David Marjanović said,
February 28, 2026 @ 4:20 pm
So… it can read aloud in any of 20 Arabic topolects plus the standard, as desired? Is that what "unite" means?
Jarek Weckwerth said,
February 28, 2026 @ 5:18 pm
My question exactly. I haven't read the paper because the link leads to a 404 error page. But the only interpretation I can think of (from the mention of using just a short sample for "cloning") is that it will be multidialectal: the same "voice" will be used for multiple dialects.
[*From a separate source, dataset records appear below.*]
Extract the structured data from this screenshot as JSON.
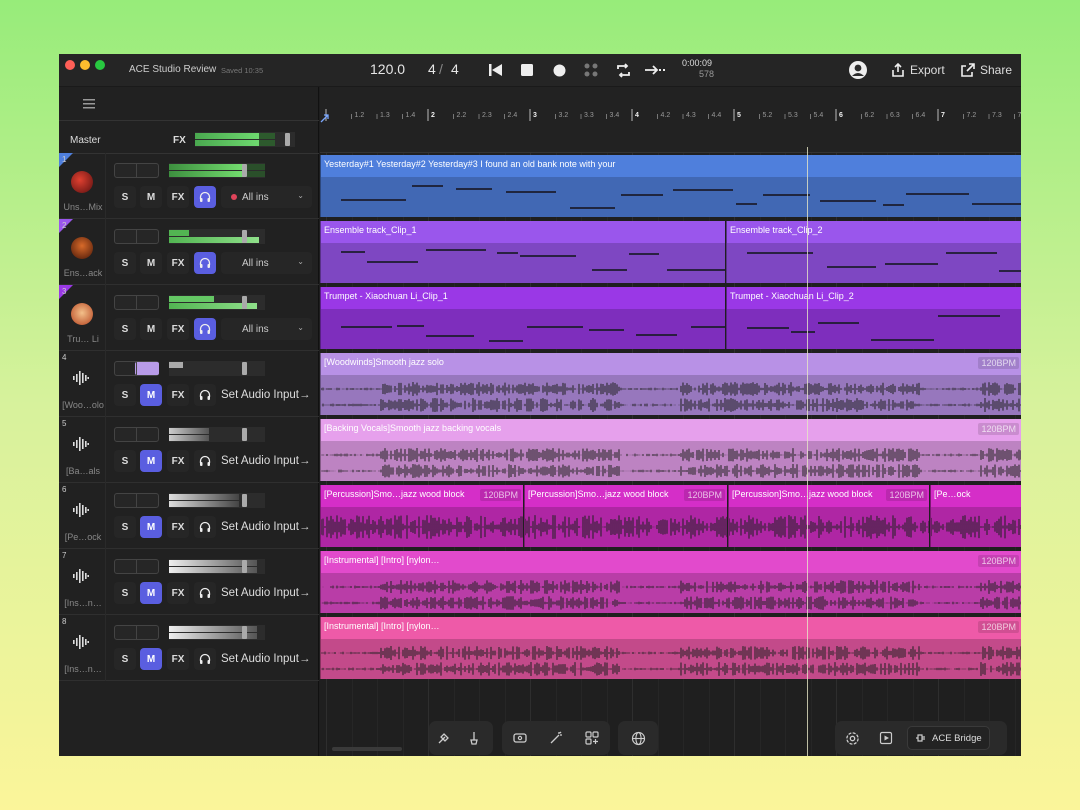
{
  "window": {
    "app_title": "ACE Studio Review",
    "saved_status": "Saved 10:35",
    "tempo": "120.0",
    "time_sig_num": "4",
    "time_sig_sep": "/",
    "time_sig_den": "4",
    "time": "0:00:09",
    "bar_beat": "578",
    "export_label": "Export",
    "share_label": "Share"
  },
  "sidebar": {
    "master_label": "Master",
    "fx_label": "FX"
  },
  "ruler_ticks": [
    "1.2",
    "1.3",
    "1.4",
    "2",
    "2.2",
    "2.3",
    "2.4",
    "3",
    "3.2",
    "3.3",
    "3.4",
    "4",
    "4.2",
    "4.3",
    "4.4",
    "5",
    "5.2",
    "5.3",
    "5.4",
    "6",
    "6.2",
    "6.3",
    "6.4",
    "7",
    "7.2",
    "7.3",
    "7.4"
  ],
  "buttons": {
    "solo": "S",
    "mute": "M",
    "fx": "FX"
  },
  "tracks": [
    {
      "num": "1",
      "name": "Uns…Mix",
      "input": "All ins",
      "has_dot": true,
      "muted": false,
      "headphone": true
    },
    {
      "num": "2",
      "name": "Ens…ack",
      "input": "All ins",
      "has_dot": false,
      "muted": false,
      "headphone": true
    },
    {
      "num": "3",
      "name": "Tru… Li",
      "input": "All ins",
      "has_dot": false,
      "muted": false,
      "headphone": true
    },
    {
      "num": "4",
      "name": "[Woo…olo",
      "input": "Set Audio Input→",
      "muted": true,
      "headphone": false
    },
    {
      "num": "5",
      "name": "[Ba…als",
      "input": "Set Audio Input→",
      "muted": true,
      "headphone": false
    },
    {
      "num": "6",
      "name": "[Pe…ock",
      "input": "Set Audio Input→",
      "muted": true,
      "headphone": false
    },
    {
      "num": "7",
      "name": "[Ins…n…",
      "input": "Set Audio Input→",
      "muted": true,
      "headphone": false
    },
    {
      "num": "8",
      "name": "[Ins…n…",
      "input": "Set Audio Input→",
      "muted": true,
      "headphone": false
    }
  ],
  "clips": {
    "t1": {
      "label": "Yesterday#1 Yesterday#2 Yesterday#3 I found an old bank note with your"
    },
    "t2a": {
      "label": "Ensemble track_Clip_1"
    },
    "t2b": {
      "label": "Ensemble track_Clip_2"
    },
    "t3a": {
      "label": "Trumpet - Xiaochuan Li_Clip_1"
    },
    "t3b": {
      "label": "Trumpet - Xiaochuan Li_Clip_2"
    },
    "t4": {
      "label": "[Woodwinds]Smooth jazz solo",
      "bpm": "120BPM"
    },
    "t5": {
      "label": "[Backing Vocals]Smooth jazz backing vocals",
      "bpm": "120BPM"
    },
    "t6a": {
      "label": "[Percussion]Smo…jazz wood block",
      "bpm": "120BPM"
    },
    "t6b": {
      "label": "[Percussion]Smo…jazz wood block",
      "bpm": "120BPM"
    },
    "t6c": {
      "label": "[Percussion]Smo…jazz wood block",
      "bpm": "120BPM"
    },
    "t6d": {
      "label": "[Pe…ock"
    },
    "t7": {
      "label": "[Instrumental]  [Intro] [nylon…",
      "bpm": "120BPM"
    },
    "t8": {
      "label": "[Instrumental]  [Intro] [nylon…",
      "bpm": "120BPM"
    }
  },
  "bottom_toolbar": {
    "ace_bridge_label": "ACE Bridge"
  },
  "colors": {
    "t1": "#4f7fdc",
    "t2": "#9a56ec",
    "t3": "#9a38e6",
    "t4": "#b891e6",
    "t5": "#e6a0ec",
    "t6": "#d52ec8",
    "t7": "#e24acc",
    "t8": "#ee5aa8",
    "accent": "#5a5ee0"
  }
}
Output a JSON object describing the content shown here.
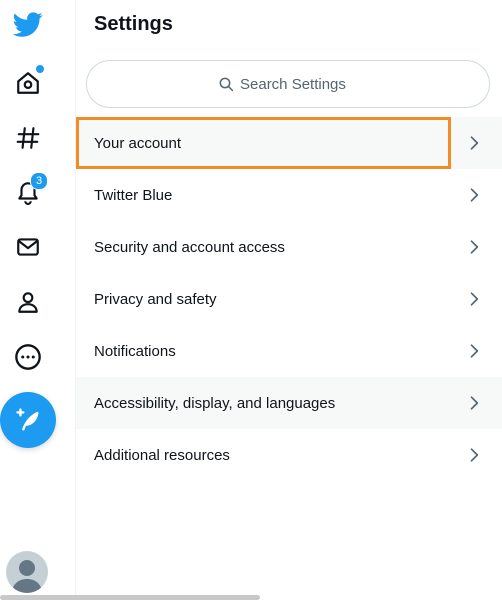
{
  "settings": {
    "title": "Settings",
    "search": {
      "placeholder": "Search Settings",
      "value": ""
    },
    "items": [
      {
        "label": "Your account"
      },
      {
        "label": "Twitter Blue"
      },
      {
        "label": "Security and account access"
      },
      {
        "label": "Privacy and safety"
      },
      {
        "label": "Notifications"
      },
      {
        "label": "Accessibility, display, and languages"
      },
      {
        "label": "Additional resources"
      }
    ]
  },
  "nav": {
    "notifications_badge": "3"
  },
  "colors": {
    "accent": "#1d9bf0",
    "highlight_outline": "#f28c28",
    "text": "#0f1419",
    "muted": "#536471"
  }
}
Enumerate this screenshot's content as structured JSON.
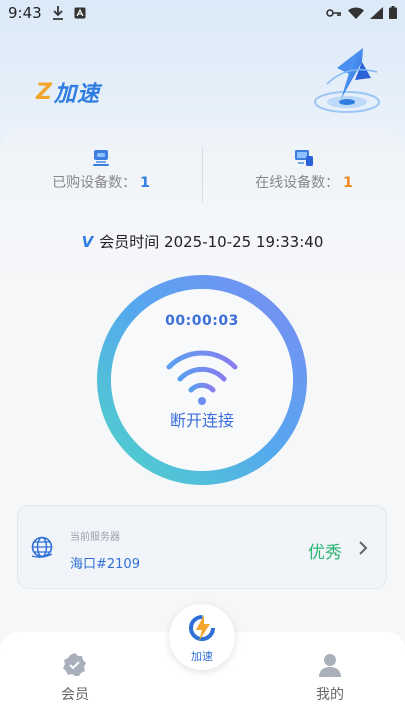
{
  "status_bar": {
    "time": "9:43"
  },
  "app": {
    "logo_mark": "Z",
    "logo_text": "加速"
  },
  "stats": {
    "purchased_label": "已购设备数：",
    "purchased_value": "1",
    "online_label": "在线设备数：",
    "online_value": "1"
  },
  "membership": {
    "badge": "V",
    "label": "会员时间",
    "expiry": "2025-10-25 19:33:40"
  },
  "connection": {
    "timer": "00:00:03",
    "action_label": "断开连接"
  },
  "server": {
    "label": "当前服务器",
    "name": "海口#2109",
    "quality": "优秀"
  },
  "tabbar": {
    "member": "会员",
    "boost": "加速",
    "mine": "我的"
  },
  "colors": {
    "accent": "#2f7de1",
    "orange": "#f08a1c",
    "green": "#2bb673"
  }
}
This is what is done in the newest TTS systems which are increasingly multilingual.
In principle it's not possible to speak multiple dialects at the same time if the dialectal forms differ. Just like it's not possible to speak multiple languages at the same time.
Victor Mair said,
February 28, 2026 @ 7:13 pm
Try this: https://www.scmp.com/news/china/article/3344955/meet-habibi-chinese-ai-uniting-20-arabic-dialects-middle-east-first
Works for me.
Peter Cyrus said,
March 1, 2026 @ 6:19 am
Trying to imagine where this is heading…
The world is losing languages, and dialects are homogenizing, despite a much larger population. The force driving this is clearly the need to communicate with speakers of other languages/dialects, more of them and further away. Catalans study English not only to speak to Brits, but also to speak to Germans and Japanese.
But what if we lived in a world in which anything you said or wrote could be translated instantly into any listener's/reader's native tongue, maybe even in his mother's voice? Would this centripetal force reverse itself? Would we end up with 8 billion idiolects?